10 de julho de 2026
Política

Pegoraro sai e Porto assume pasta jurídica

Por Lígia Ligabue | Com Nélson Gonçalves
| Tempo de leitura: 3 min

Chamado à Câmara Municipal de Bauru para esclarecer a postura da prefeitura envolvendo a ação de cobrança da Camargo Corrêa contra o município e também a petição dada a um advogado particular para negociar em nome da prefeitura no caso da dívida federalizada do viaduto inacabado, o prefeito Rodrigo Agostinho (PMDB) confirmou a saída do secretário municipal dos Negócios Jurídicos, Luiz Nunes Pegoraro. Em seu lugar Rodrigo nomeou o procurador geral da prefeitura, Maurício Porto. “Pra mim, é muito dolorida uma situação como essa, mas a gente não pode permanecer com tantas dúvidas em relação ao problema, que é concluir essa obra”, afirmou o prefeito, ontem.

Antes da reunião começar, o prefeito adiantou rapidamente à imprensa que Pegoraro não respondia mais pela pasta. “Decidimos em comum acordo, até para preservar o Pegoraro e para que a gente possa conduzir da melhor forma possível as negociações em relação ao viaduto sem que haja qualquer nebulosidade em relação a isso”, alegou.

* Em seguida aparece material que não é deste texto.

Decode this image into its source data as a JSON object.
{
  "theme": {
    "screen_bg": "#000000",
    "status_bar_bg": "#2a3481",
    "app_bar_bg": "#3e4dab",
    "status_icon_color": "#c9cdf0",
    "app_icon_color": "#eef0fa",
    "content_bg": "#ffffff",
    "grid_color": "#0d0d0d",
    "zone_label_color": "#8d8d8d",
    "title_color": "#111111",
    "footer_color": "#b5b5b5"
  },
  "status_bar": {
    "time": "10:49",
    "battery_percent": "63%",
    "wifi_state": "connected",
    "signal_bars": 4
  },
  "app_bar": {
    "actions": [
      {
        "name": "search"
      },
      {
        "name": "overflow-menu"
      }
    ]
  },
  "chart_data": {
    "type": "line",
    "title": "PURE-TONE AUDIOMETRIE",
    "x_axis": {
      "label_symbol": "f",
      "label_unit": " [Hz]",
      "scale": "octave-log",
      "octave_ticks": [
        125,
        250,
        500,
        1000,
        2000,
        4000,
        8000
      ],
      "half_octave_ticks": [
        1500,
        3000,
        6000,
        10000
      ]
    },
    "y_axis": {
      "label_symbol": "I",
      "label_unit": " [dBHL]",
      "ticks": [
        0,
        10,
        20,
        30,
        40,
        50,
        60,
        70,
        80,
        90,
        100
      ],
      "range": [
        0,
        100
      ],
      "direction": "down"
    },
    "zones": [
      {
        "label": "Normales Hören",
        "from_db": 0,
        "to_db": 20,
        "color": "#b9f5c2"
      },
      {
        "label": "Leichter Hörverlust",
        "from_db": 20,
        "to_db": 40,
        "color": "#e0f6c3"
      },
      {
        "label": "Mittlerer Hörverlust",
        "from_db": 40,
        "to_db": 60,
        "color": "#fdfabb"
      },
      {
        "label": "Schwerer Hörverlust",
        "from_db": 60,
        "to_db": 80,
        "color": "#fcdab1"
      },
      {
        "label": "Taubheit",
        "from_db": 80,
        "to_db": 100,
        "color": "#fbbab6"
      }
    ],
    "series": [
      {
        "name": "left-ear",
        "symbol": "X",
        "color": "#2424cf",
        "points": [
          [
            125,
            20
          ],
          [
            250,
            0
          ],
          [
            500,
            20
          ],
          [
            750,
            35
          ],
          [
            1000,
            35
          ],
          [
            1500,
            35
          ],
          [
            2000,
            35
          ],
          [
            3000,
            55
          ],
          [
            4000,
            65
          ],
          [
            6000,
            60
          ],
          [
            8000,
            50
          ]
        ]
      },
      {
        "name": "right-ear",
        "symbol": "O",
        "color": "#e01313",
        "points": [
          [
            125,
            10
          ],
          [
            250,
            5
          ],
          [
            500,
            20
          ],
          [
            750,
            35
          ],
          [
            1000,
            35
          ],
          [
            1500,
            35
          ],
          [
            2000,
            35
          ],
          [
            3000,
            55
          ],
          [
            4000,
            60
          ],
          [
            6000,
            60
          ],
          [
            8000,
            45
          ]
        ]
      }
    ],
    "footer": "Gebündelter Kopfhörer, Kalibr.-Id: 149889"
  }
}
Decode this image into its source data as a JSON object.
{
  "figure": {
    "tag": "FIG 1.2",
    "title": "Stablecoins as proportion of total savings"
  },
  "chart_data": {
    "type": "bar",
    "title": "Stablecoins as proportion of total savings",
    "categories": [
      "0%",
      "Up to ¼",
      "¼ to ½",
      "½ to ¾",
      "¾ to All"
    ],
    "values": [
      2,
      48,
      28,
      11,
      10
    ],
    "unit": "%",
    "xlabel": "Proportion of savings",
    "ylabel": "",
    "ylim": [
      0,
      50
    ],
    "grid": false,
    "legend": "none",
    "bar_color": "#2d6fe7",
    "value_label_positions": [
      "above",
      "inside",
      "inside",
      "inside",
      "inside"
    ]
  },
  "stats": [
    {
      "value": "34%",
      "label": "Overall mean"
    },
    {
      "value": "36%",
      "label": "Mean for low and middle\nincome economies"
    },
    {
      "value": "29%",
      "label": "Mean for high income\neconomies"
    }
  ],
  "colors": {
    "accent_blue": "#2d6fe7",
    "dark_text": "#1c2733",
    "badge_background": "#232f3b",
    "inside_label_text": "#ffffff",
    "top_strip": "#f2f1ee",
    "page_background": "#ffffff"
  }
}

Em férias nos Estados Unidos, Pegoraro foi informado por telefone da decisão. Não foi possível contatar o secretário demissionário pelo celular. Na semana passada, o JC noticiou que antes de ser convidado a assumir a secretaria Pegoraro representou a empreiteira Camargo Corrêa na ação desta contra a Prefeitura. Ao assumir a pasta, ele cumpriu a obrigação administrativa de entregar sua carteira profissional à Ordem dos Advogados do Brasil (OAB) e encaminhou carta à construtora afirmando seu desligamento do caso.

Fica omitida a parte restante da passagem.